For all the ink spilled on political campaigns, the careers made and broken, it’s still really hard to measure their managers’ impact.

And for all the emphasis placed on polls and the wind they can put behind a candidate, they’re still just snapshots that range from a person’s fixed preference to a vague impression.

Right now, those are two thoughts on the top of mind for Assistant Professor of Sociology Daniel Laurison ’99, who explores politics, inequality, and how social position shapes how people view the world. He is immersed, personally and professionally, in the 2020 Democratic primaries in the run-up to November’s general election, which reflect and recontextualize his scholarly interests.

“So much of how people choose candidates is idiosyncratic or comes down to a whole bunch of things that are hard to predict or analyze,” says Laurison, author of The Class Ceiling: Why It Pays to Be Privileged. “Who’s in the lead right now can shape how people think about who they might vote for. But by next week, that could be totally different, which is hard to wrap your mind around.”

Laurison recently sat down to discuss his upcoming book on how campaign professionals shape politics (or not); how class position affects one’s vote; the Pennsylvania Participation Project, his examination of why so many people feel disconnected from politics; the Bernie Sanders surge; and more.

How is your manuscript coming along, and what have you found?

I’m looking at how campaign professionals view their work and shape the politics that we get.
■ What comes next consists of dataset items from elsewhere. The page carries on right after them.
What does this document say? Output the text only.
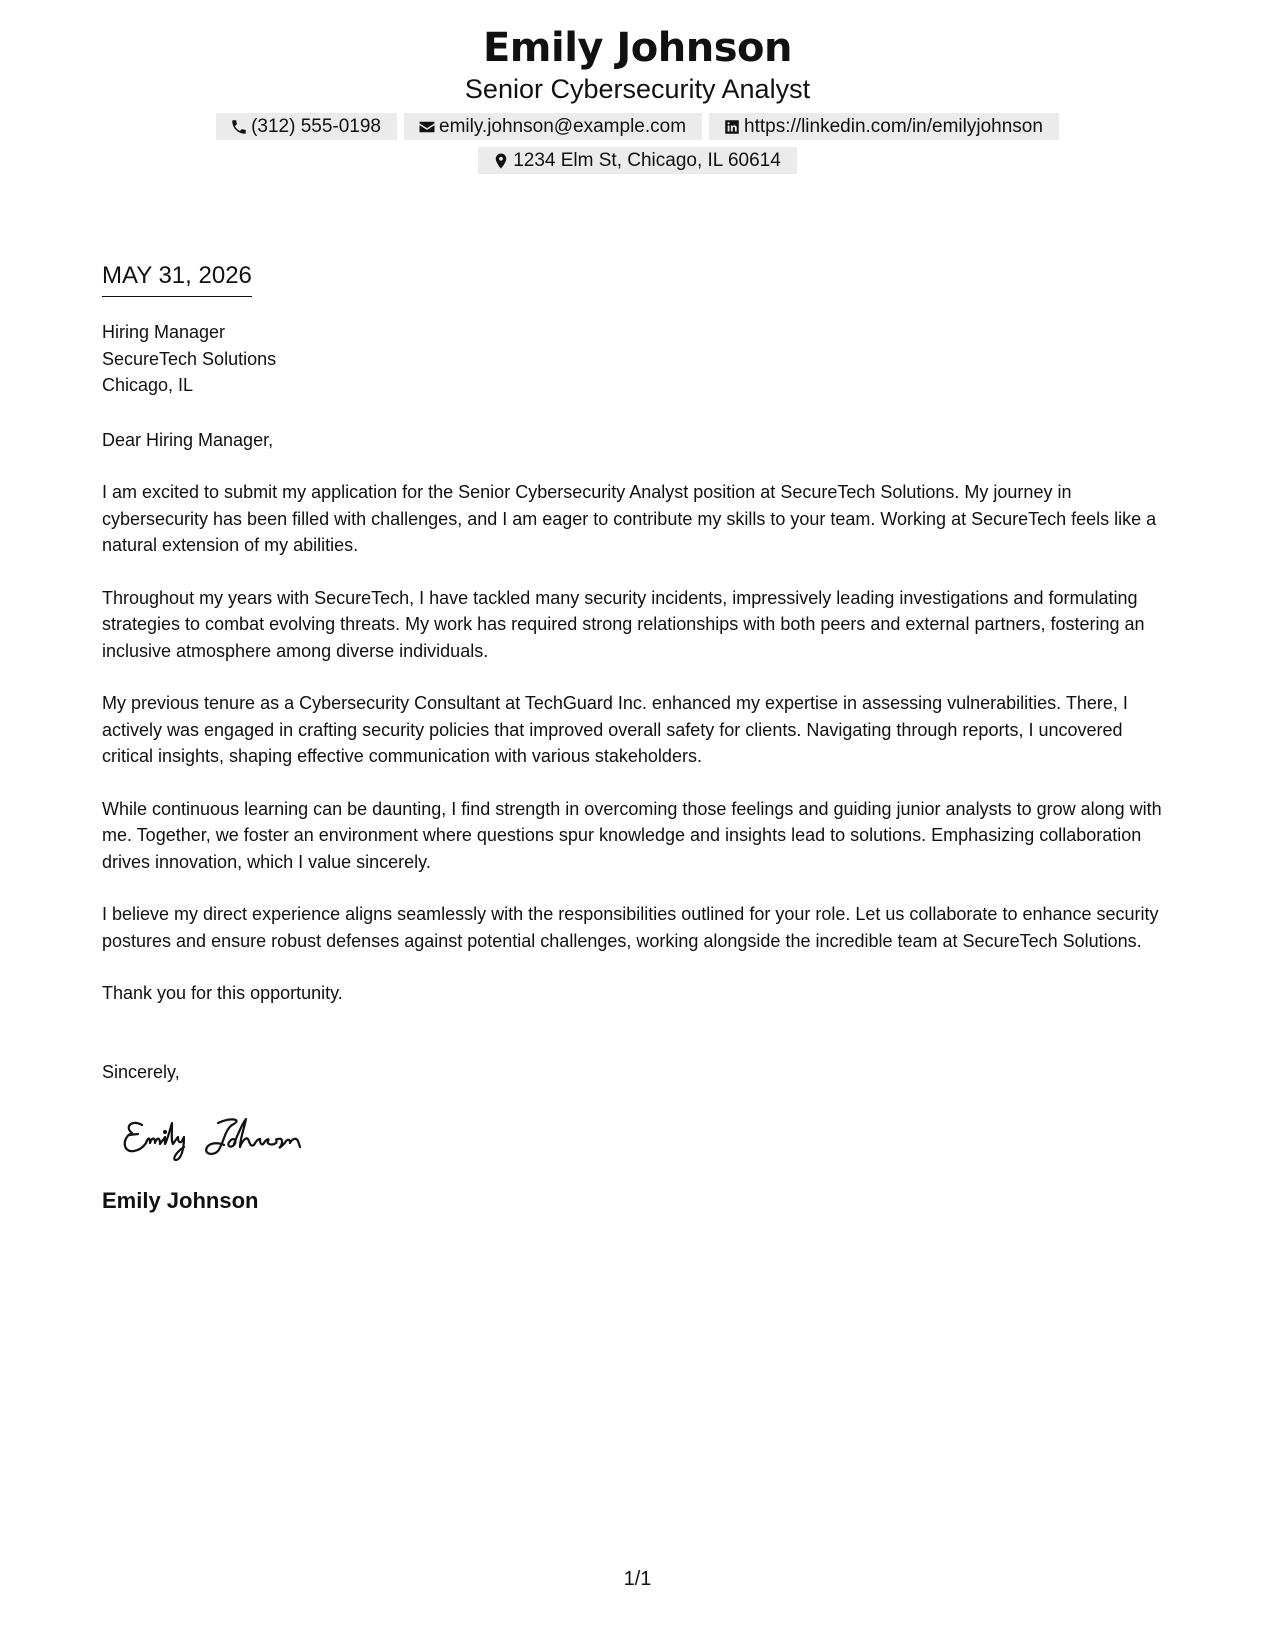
Emily Johnson
Senior Cybersecurity Analyst
(312) 555-0198	emily.johnson@example.com	https://linkedin.com/in/emilyjohnson
1234 Elm St, Chicago, IL 60614
MAY 31, 2026
Hiring Manager
SecureTech Solutions
Chicago, IL
Dear Hiring Manager,
I am excited to submit my application for the Senior Cybersecurity Analyst position at SecureTech Solutions. My journey in cybersecurity has been filled with challenges, and I am eager to contribute my skills to your team. Working at SecureTech feels like a natural extension of my abilities.
Throughout my years with SecureTech, I have tackled many security incidents, impressively leading investigations and formulating strategies to combat evolving threats. My work has required strong relationships with both peers and external partners, fostering an inclusive atmosphere among diverse individuals.
My previous tenure as a Cybersecurity Consultant at TechGuard Inc. enhanced my expertise in assessing vulnerabilities. There, I actively was engaged in crafting security policies that improved overall safety for clients. Navigating through reports, I uncovered critical insights, shaping effective communication with various stakeholders.
While continuous learning can be daunting, I find strength in overcoming those feelings and guiding junior analysts to grow along with me. Together, we foster an environment where questions spur knowledge and insights lead to solutions. Emphasizing collaboration drives innovation, which I value sincerely.
I believe my direct experience aligns seamlessly with the responsibilities outlined for your role. Let us collaborate to enhance security postures and ensure robust defenses against potential challenges, working alongside the incredible team at SecureTech Solutions.
Thank you for this opportunity.
Sincerely,
Emily Johnson
1/1
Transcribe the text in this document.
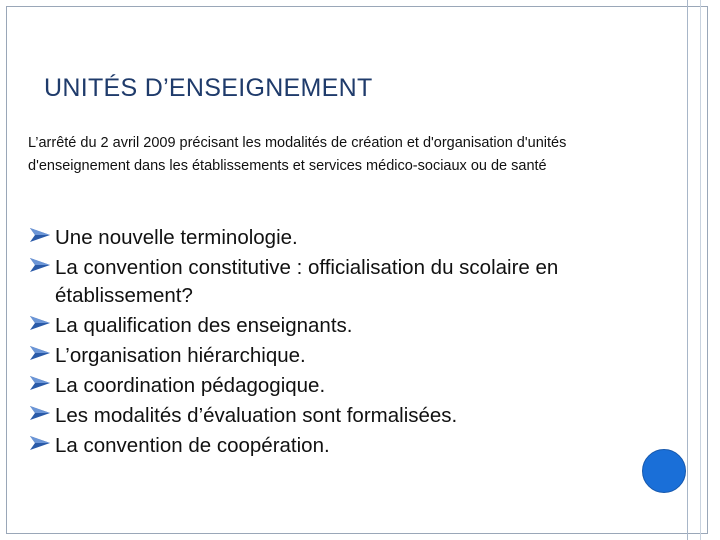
UNITÉS D’ENSEIGNEMENT

L’arrêté du 2 avril 2009 précisant les modalités de création et d'organisation d'unités d'enseignement dans les établissements et services médico-sociaux ou de santé

Une nouvelle terminologie.
La convention constitutive : officialisation du scolaire en établissement?
La qualification des enseignants.
L’organisation hiérarchique.
La coordination pédagogique.
Les modalités d’évaluation sont formalisées.
La convention de coopération.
One of the top takeaways is that in general elections, it tends to be really hard to know how much any given thing that any given campaign does determines the final outcome. And that’s counterintuitive because when you look at Trump vs. Clinton in 2016, there was a winner. Somebody must have done something for Trump to win and Clinton to lose. But both according to campaign professionals and scholarship that looks at how campaigns work, a lot of it is really contingent. It’s hard to predict.

I talked to a Republican political professional in 2017 who said something along the lines of, “Well, [Clinton’s ‘Stronger Together’ tagline] was never very clear. Together for what? Would having a different message have made the difference? Who knows? And anybody who tries to tell you they know is basically blowing smoke. Anything could have made the difference, and nothing could have made the difference.”

How accurate are the notions of how class position can impact voting?

There’s this narrative of the economically precarious or financially insecure, the working-class whites, who really love Trump. The extent to which that’s true and to which that’s an important way to understand the outcome, though, I see as highly debatable. If you split white people into whether they have a college degree, it’s absolutely true that those without one were, by far, the most likely to vote for Trump. And that, on average, people with a degree earn more than people without one. But if you actually look at measures of economic precarity or financial insecurity, and how they relate to Trump’s support among white people, you see the most economically precarious were actually some of the most anti-Trump. There’s not this steep curve of, the poorer you are, the more likely you are to support Trump. [For more, Laurison recommends a Data for Progress blog post on identifying the working class.]  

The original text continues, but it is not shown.